Building Explainable Forecasting Models with State-of-the-Art Deep Neural Networks

A low-code solution

Ajay Arunachalam
Analytics Vidhya
12 min readNov 18, 2021

--

Revisiting the decades long old problem with a democratized and interpretable AI framework — How precisely can we anticipate the future and understand the causal factor?

Image by author: Intuitive representation of model explainability & deep forecasting with DeepXF

Hello Friends,

Through this post, we will go through one of the key evergreen business problem — i.e., Forecasting. We will see some quick theoretical insights about forecasting in general, followed by a step-by-step tutorial with multiple hands-on demo examples. We will see how the python library deep-xf is helpful to get started with building deep models at ease. Further, we will see how the model bias can also be estimated to keep track of the prediction bias & deviation. Also, we will see the explainability module part of this library, that can be used to understand model inferences, and interpret result in simple human-understable form. For quick introduction and all the use-case applications that could be supported by the deep-xf package in general is listed in the blog post here. Also, check out my another closely related detailed blog post on Nowcasting from here.

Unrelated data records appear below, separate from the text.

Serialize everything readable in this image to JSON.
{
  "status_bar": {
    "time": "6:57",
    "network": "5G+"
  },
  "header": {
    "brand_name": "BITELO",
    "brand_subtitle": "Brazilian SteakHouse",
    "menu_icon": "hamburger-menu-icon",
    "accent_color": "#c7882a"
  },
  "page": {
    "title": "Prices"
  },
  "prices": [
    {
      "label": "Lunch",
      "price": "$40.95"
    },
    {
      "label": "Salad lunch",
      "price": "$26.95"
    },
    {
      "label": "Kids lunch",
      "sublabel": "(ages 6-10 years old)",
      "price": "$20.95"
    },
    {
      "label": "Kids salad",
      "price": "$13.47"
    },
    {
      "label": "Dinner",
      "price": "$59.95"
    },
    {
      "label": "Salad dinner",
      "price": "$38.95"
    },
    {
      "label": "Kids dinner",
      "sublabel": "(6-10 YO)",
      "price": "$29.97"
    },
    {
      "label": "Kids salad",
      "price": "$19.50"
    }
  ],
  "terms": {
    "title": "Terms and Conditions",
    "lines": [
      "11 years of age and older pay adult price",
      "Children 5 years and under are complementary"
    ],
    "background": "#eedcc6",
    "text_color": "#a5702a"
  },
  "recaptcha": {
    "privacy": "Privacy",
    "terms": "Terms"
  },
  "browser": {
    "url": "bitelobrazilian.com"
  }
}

Forecasting Problem Revisited

With the availability of low-cost hardwares (sensors), Internet of Things (IoT) and Cloud architectures, the data acquisition, data transfer, and data storage is no more a critical issue. Nowadays, we come accross a bunch of streaming & wearable devices measuring several parameters round-the-clock at ease. In the past, time-series forecasting has been well-interpreted by linear, boosting, ensemble, and statistical methods. With the advancement in deep learning algorithms certainly one can leverage the full potential benefits of it, as by far we have seen the tremendous possibilities associated with deep learning techniques. We all know about several usecases with context to time-series streams where deep learning has been very pivotal. Let’s first understand the meaning of forecast in plain language, followed by forcasting problem formulation in context to machine learning. “A forecast is a prediction or an educated good guess towards the future. Simply, it is the like saying what is likely to happen in the future”. The diagram below presents a very basic forecasting model structure with input & output notations. Further, we see how a forecasting problem can be formulated given the historical time-step input sequences.

Image by author: Simple forecast structure and forecasting problem formulation

For more intuitive detailed explanation of time-series data check here. And, for unsupervised feature selection from time-series data check here.

Conventional methods/techniques used for forecasting

Qualitative forecasting is based on pure opinion, intuition and assumptions. While Quantitative forecasting uses statistical, mathematical, and machine learning models to make forecasts based on historical data.

From context to financial modeling the top simple preferred methods include the ones as shown in table below (but, not limited too).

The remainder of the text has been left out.